Since the two men have almost identical genomes and similar life experiences, NASA arranged to have blood and other biological samples taken from them to try and observe biological changes brought about by long-duration spaceflight.

Studies of the twins' telomeres, the caps on the ends of their chromosomes, showed that during spaceflight Scott's telomeres grew to be longer than his brother's.

"That is exactly the opposite of what we thought," said Susan Bailey, a radiation biologist at Colorado State University in Fort Collins.

A second lab has studied the same samples and confirmed this puzzling increase in telomere length, she said.

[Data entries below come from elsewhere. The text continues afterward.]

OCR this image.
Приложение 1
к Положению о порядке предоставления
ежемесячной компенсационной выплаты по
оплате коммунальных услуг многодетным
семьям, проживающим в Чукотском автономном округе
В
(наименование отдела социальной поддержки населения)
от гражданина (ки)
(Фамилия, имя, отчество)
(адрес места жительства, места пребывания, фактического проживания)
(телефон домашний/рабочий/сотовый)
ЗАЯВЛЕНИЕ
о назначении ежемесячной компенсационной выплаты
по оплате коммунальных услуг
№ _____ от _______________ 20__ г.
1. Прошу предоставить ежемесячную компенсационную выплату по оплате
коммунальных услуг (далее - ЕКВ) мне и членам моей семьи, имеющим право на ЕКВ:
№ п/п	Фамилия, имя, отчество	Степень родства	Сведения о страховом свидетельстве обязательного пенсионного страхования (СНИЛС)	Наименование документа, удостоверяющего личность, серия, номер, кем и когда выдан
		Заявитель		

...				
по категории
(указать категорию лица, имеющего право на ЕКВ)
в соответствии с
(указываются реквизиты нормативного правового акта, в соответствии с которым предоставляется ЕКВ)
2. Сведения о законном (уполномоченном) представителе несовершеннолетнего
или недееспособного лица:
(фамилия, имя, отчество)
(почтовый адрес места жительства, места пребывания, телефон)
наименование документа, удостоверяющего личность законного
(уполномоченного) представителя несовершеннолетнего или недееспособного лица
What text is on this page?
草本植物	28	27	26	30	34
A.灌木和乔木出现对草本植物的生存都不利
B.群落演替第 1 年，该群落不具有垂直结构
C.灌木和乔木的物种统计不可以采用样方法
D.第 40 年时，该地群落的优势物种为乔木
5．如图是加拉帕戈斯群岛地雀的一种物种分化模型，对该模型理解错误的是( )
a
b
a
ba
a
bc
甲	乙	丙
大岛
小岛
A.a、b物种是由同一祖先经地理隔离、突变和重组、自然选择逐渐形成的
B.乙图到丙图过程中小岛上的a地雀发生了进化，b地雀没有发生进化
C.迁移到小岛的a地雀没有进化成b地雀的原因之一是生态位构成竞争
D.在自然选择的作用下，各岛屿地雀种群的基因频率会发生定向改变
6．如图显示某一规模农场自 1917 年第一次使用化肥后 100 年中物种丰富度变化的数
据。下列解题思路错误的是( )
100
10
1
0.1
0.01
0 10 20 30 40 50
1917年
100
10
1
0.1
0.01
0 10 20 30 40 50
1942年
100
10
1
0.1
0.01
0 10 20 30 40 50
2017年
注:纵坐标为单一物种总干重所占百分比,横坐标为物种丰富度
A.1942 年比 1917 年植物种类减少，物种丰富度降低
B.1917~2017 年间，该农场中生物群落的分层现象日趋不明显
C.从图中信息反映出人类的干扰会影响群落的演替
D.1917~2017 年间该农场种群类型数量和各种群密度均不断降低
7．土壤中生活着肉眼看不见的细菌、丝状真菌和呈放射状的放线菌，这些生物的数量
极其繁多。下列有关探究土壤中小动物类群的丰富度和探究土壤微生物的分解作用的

Once Scott returned to the ground, the length of his telomeres returned to his pre-flight levels relatively quickly.

The scientists are working to figure out what this means, and are running a separate study of telomere length in ten unrelated astronauts that, when completed in 2018, may shed more light on how spaceflight affects telomeres.

DNA methylation - the reversible addition of a chemical marker to DNA that can affect gene expression - decreased in Scott during flight and increased in Mark over the same period, Feinberg said.

Levels for both men returned close to preflight levels after Scott came back to Earth. What this means is not yet clear, Feinberg said.